How these systems operate is not yet full known making efforts to better understand the relationship between humans as hosts, the pathogens that can infect the body and microbiomes, difficult to achieve.

However BOTA (Bacteria Originated T cell Antigen) is built and trained to recognize potential antigens by running a “peptidomic” study of MHC (The major histocompatibility complex is a set of cell surface proteins essential for the acquired immune system to recognize foreign molecules in vertebrates, which in turn determines histocompatibility) II collecting and characterizing every MHC (The major histocompatibility complex is a set of cell surface proteins essential for the acquired immune system to recognize foreign molecules in vertebrates, which in turn determines histocompatibility) II-bound peptide natively found in antigen-presenting cells (APCs) in mice. The system then formulates a list of features underlying immunodominance and antigenicity.

“Identifying immunodominant T cell epitopes remains a significant challenge in the context of infectious disease autoimmunity and immuno-oncology” the authors write. “To address the challenge of antigen discovery we developed a quantitative proteomic approach that enabled unbiased identification of major histocompatibility complex class II (MHCII)–associated peptide epitopes and biochemical features of antigenicity”.

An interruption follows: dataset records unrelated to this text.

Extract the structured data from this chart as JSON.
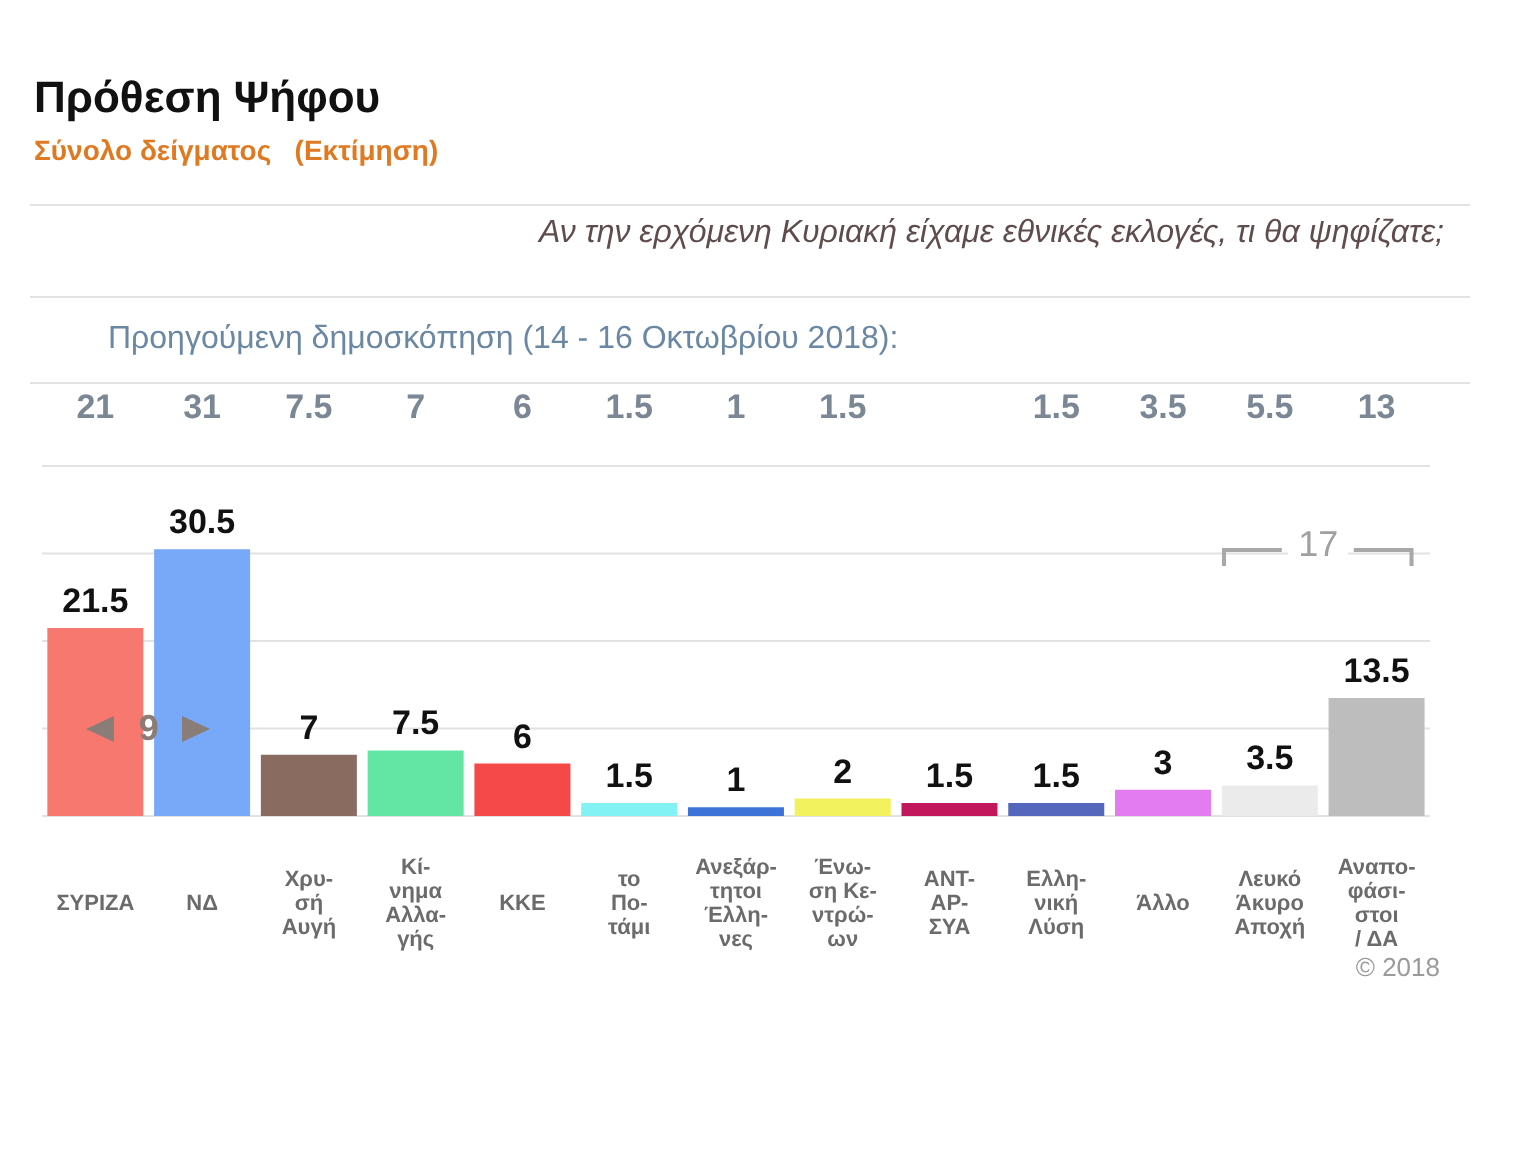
{
  "chart_data": {
    "type": "bar",
    "title": "Πρόθεση Ψήφου",
    "subtitle": "Σύνολο δείγματος   (Εκτίμηση)",
    "categories": [
      "ΣΥΡΙΖΑ",
      "ΝΔ",
      "Χρυ-\nσή\nΑυγή",
      "Κί-\nνημα\nΑλλα-\nγής",
      "ΚΚΕ",
      "το\nΠο-\nτάμι",
      "Ανεξάρ-\nτητοι\nΈλλη-\nνες",
      "Ένω-\nση Κε-\nντρώ-\nων",
      "ΑΝΤ-\nΑΡ-\nΣΥΑ",
      "Ελλη-\nνική\nΛύση",
      "Άλλο",
      "Λευκό\nΆκυρο\nΑποχή",
      "Αναπο-\nφάσι-\nστοι\n/ ΔΑ"
    ],
    "values": [
      21.5,
      30.5,
      7,
      7.5,
      6,
      1.5,
      1,
      2,
      1.5,
      1.5,
      3,
      3.5,
      13.5
    ],
    "colors": [
      "#f7786f",
      "#78a8f8",
      "#8a6b60",
      "#63e6a4",
      "#f54848",
      "#82f2f5",
      "#3d72d6",
      "#f2f25e",
      "#c2185b",
      "#5567bd",
      "#e37cf0",
      "#ebebeb",
      "#bdbdbd"
    ],
    "ylim": [
      0,
      40
    ],
    "yticks": [
      {
        "value": 0,
        "label": null
      },
      {
        "value": 10,
        "label": null
      },
      {
        "value": 20,
        "label": null
      },
      {
        "value": 30,
        "label": null
      },
      {
        "value": 40,
        "label": null
      }
    ],
    "tick_labels": "x",
    "grid": "y",
    "data_labels": true,
    "annotations": [
      "Αν την ερχόμενη Κυριακή είχαμε εθνικές εκλογές, τι θα ψηφίζατε;",
      "Προηγούμενη δημοσκόπηση (14 - 16 Οκτωβρίου 2018):",
      "9",
      "17",
      "© 2018",
      "21",
      "31",
      "7.5",
      "7",
      "6",
      "1.5",
      "1",
      "1.5",
      "1.5",
      "3.5",
      "5.5",
      "13"
    ]
  }
}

BOTA (Bacteria Originated T cell Antigen) was then benchmarked with two of mouse models — Listeria monocytogenes infection and colitis — to assess its predictions using a high-throughput, single-cell RNA (Ribonucleic acid is a polymeric molecule essential in various biological roles in coding, decoding, regulation and expression of genes. RNA and DNA are nucleic acids, and, along with lipids, proteins and carbohydrates, constitute the four major macromolecules essential for all known forms of life) – sequencing screening test that measure whether T cells could see predicted peptides and how strongly they reacted.

The new algorithm was able to accurately predict which bacterial peptides bound to MCH (The major histocompatibility complex is a set of cell surface proteins essential for the acquired immune system to recognize foreign molecules in vertebrates, which in turn determines histocompatibility) II in both models. The researchers also found that the RNA (Ribonucleic acid is a polymeric molecule essential in various biological roles in coding, decoding, regulation and expression of genes. RNA and DNA are nucleic acids, and, along with lipids, proteins and carbohydrates, constitute the four major macromolecules essential for all known forms of life) – sequencing data helped to identify the peptides that sparked the strongest T cell responses in the Listeria model.

“Collectively these studies provide a framework for defining the immunodominance landscape across a broad range of immune pathologies” the study states.

The results suggest that the new system could ultimately help researchers in a number of ways including discovering previously unknown bacterial antigens improving vaccine designs and illuminating how the microbiome tunes the immune system to understand how that tuning breaks down in inflammatory conditions.